Angesichts des fehlenden Impfstoffs wird es noch Monate dauern, bis die breite Bevölkerung gegen das Coronavirus geimpft werden kann. Die Impfverordnung gibt nur größere Gruppen vor, die Vorrang haben sollen. Die Ständige Impfkommission (Stiko) hat zuletzt Einzelfallentscheidungen durch den Arzt empfohlen. Patienten mit lebensbedrohlichen Krankheiten fühlen sich alleine gelassen und klagen – zum Teil mit Erfolg.

In Hamburg hatte eine Krebspatientin ein Eilverfahren angestrengt, um die Schutzimpfung unverzüglich verabreicht zu bekommen. Bei ihr war kurz zuvor ein Tumor diagnostiziert worden. Aufgrund der Erkrankung und ihres Lebensalters fällt die Antragstellerin eigentlich erst in die dritte Personengruppe, noch Wochen oder gar Monate hätte sie nicht mit einer Schutzimpfung rechnen können – jedenfalls sicher nicht vor dem Operationstermin und Beginn der Chemotherapie.

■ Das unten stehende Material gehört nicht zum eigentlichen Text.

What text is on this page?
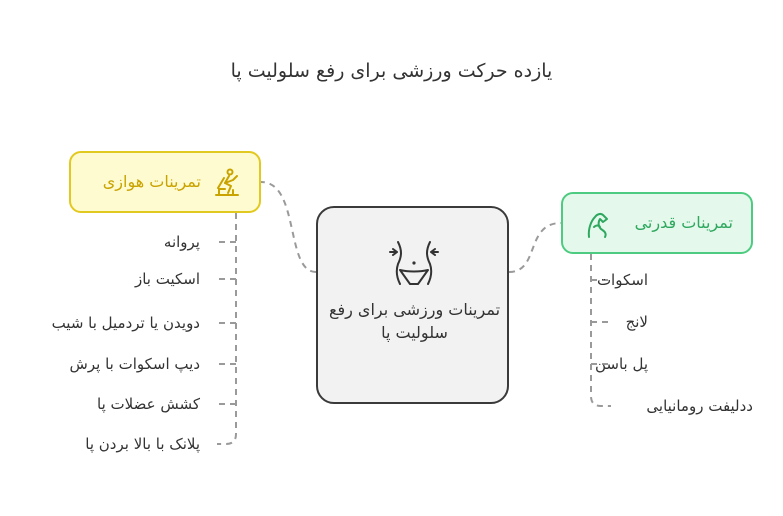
یازده حرکت ورزشی برای رفع سلولیت پا
تمرینات ورزشی برای رفع سلولیت پا
تمرینات هوازی
تمرینات قدرتی
پروانه
اسکیت باز
دویدن یا تردمیل با شیب
دیپ اسکوات با پرش
کشش عضلات پا
پلانک با بالا بردن پا
اسکوات
لانج
پل باسن
ددلیفت رومانیایی
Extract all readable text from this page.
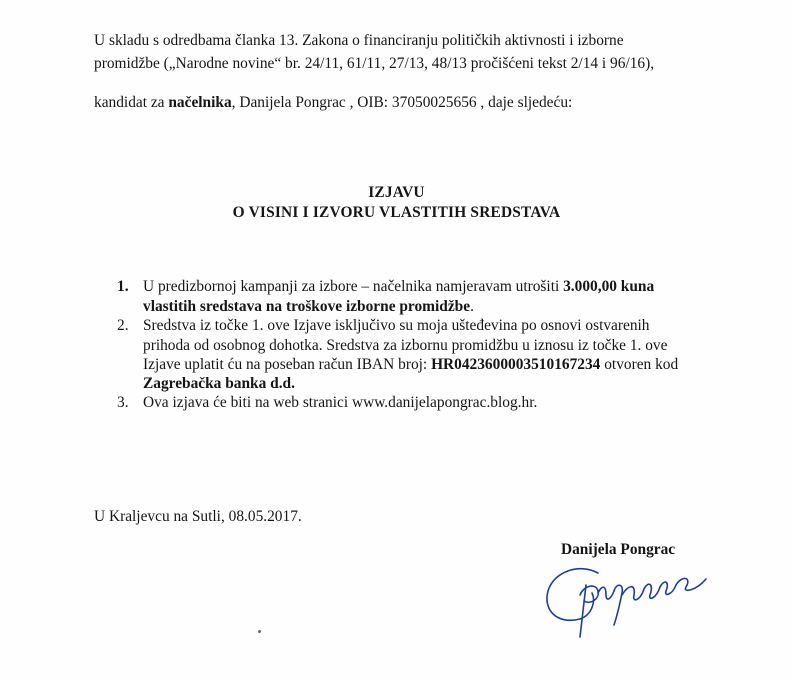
U skladu s odredbama članka 13. Zakona o financiranju političkih aktivnosti i izborne
promidžbe („Narodne novine“ br. 24/11, 61/11, 27/13, 48/13 pročišćeni tekst 2/14 i 96/16),
kandidat za načelnika, Danijela Pongrac , OIB: 37050025656 , daje sljedeću:
IZJAVU
O VISINI I IZVORU VLASTITIH SREDSTAVA
1. U predizbornoj kampanji za izbore – načelnika namjeravam utrošiti 3.000,00 kuna
vlastitih sredstava na troškove izborne promidžbe.
2. Sredstva iz točke 1. ove Izjave isključivo su moja ušteđevina po osnovi ostvarenih
prihoda od osobnog dohotka. Sredstva za izbornu promidžbu u iznosu iz točke 1. ove
Izjave uplatit ću na poseban račun IBAN broj: HR0423600003510167234 otvoren kod
Zagrebačka banka d.d.
3. Ova izjava će biti na web stranici www.danijelapongrac.blog.hr.
U Kraljevcu na Sutli, 08.05.2017.
Danijela Pongrac
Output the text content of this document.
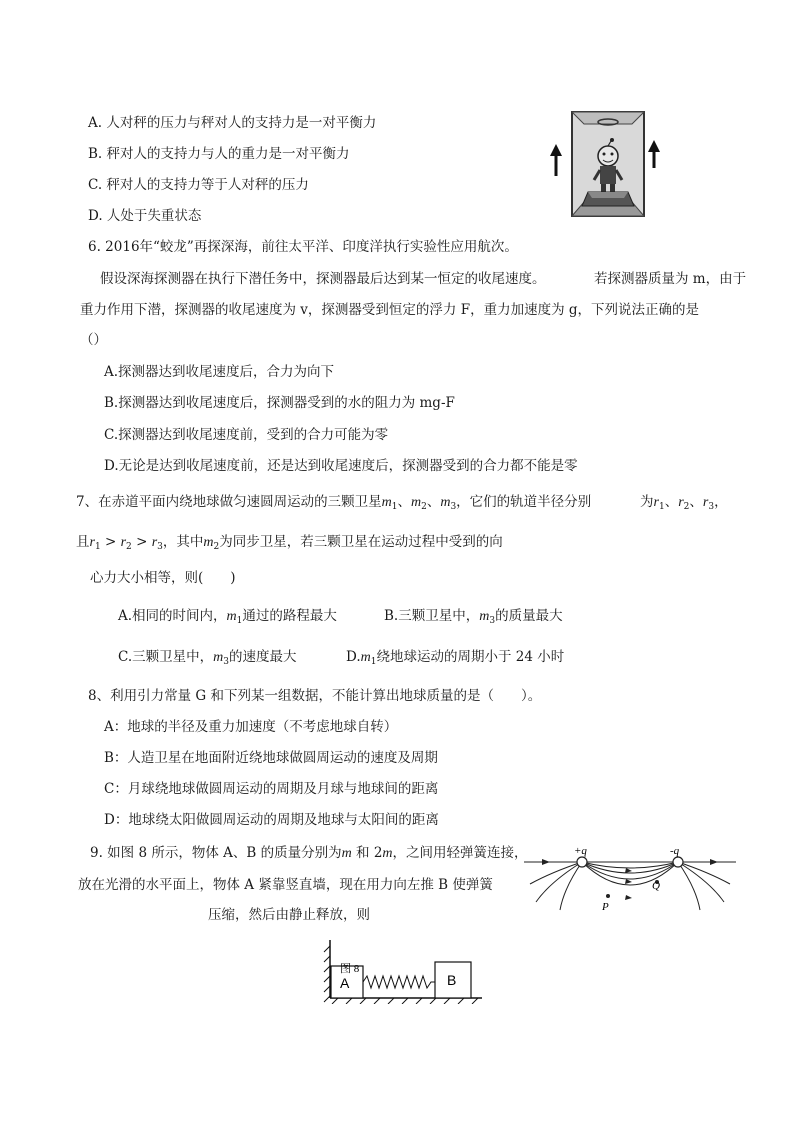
A. 人对秤的压力与秤对人的支持力是一对平衡力
B. 秤对人的支持力与人的重力是一对平衡力
C. 秤对人的支持力等于人对秤的压力
D. 人处于失重状态
6. 2016年“蛟龙”再探深海，前往太平洋、印度洋执行实验性应用航次。
假设深海探测器在执行下潜任务中，探测器最后达到某一恒定的收尾速度。	若探测器质量为 m，由于
重力作用下潜，探测器的收尾速度为 v，探测器受到恒定的浮力 F，重力加速度为 g，下列说法正确的是
（）
A.探测器达到收尾速度后，合力为向下
B.探测器达到收尾速度后，探测器受到的水的阻力为 mg-F
C.探测器达到收尾速度前，受到的合力可能为零
D.无论是达到收尾速度前，还是达到收尾速度后，探测器受到的合力都不能是零
7、在赤道平面内绕地球做匀速圆周运动的三颗卫星$m_1$、$m_2$、$m_3$，它们的轨道半径分别	为$r_1$、$r_2$、$r_3$，
且$r_1 > r_2 > r_3$，其中$m_2$为同步卫星，若三颗卫星在运动过程中受到的向
心力大小相等，则(　　)
A.相同的时间内，$m_1$通过的路程最大	B.三颗卫星中，$m_3$的质量最大
C.三颗卫星中，$m_3$的速度最大	$D.m_1$绕地球运动的周期小于 24 小时
8、利用引力常量 G 和下列某一组数据，不能计算出地球质量的是（　　）。
A：地球的半径及重力加速度（不考虑地球自转）
B：人造卫星在地面附近绕地球做圆周运动的速度及周期
C：月球绕地球做圆周运动的周期及月球与地球间的距离
D：地球绕太阳做圆周运动的周期及地球与太阳间的距离
9. 如图 8 所示，物体 A、B 的质量分别为m 和 2m，之间用轻弹簧连接，
放在光滑的水平面上，物体 A 紧靠竖直墙，现在用力向左推 B 使弹簧
压缩，然后由静止释放，则
+q	-q
P
Q
图 8
A	B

Ärzte hatten ihr empfohlen, die Impfung vor der Operation durchführen zu lassen, solange das Immunsystem noch nicht durch die Krebstherapie geschwächt sei. Da sie vorübergehend durch die Therapie besonders anfällig und hilfsbedürftig sein werde, bestehe im Fall einer Infektion ein signifikant erhöhtes Risiko für einen schweren oder tödlichen Krankheitsverlauf. Dieses könnte durch die Schutzimpfung minimiert oder ausgeschlossen werden. Angesichts der zeitlichen Komponente gebiete das grundgesetzlich verankerte Recht auf Leben einen Anspruch auf die erste Schutzimpfung, eine Entscheidung im Hauptsacheverfahren könne aus den genannten Gründen auch nicht abgewartet werden.

Die Stadt Hamburg beantragte zunächst die Ablehnung des Anspruchs, stimmte aber, nachdem das Gericht auf das Fehlen einer Härtefallregelung hingewiesen hatte, doch noch einer vorgezogenen Schutzimpfung zu.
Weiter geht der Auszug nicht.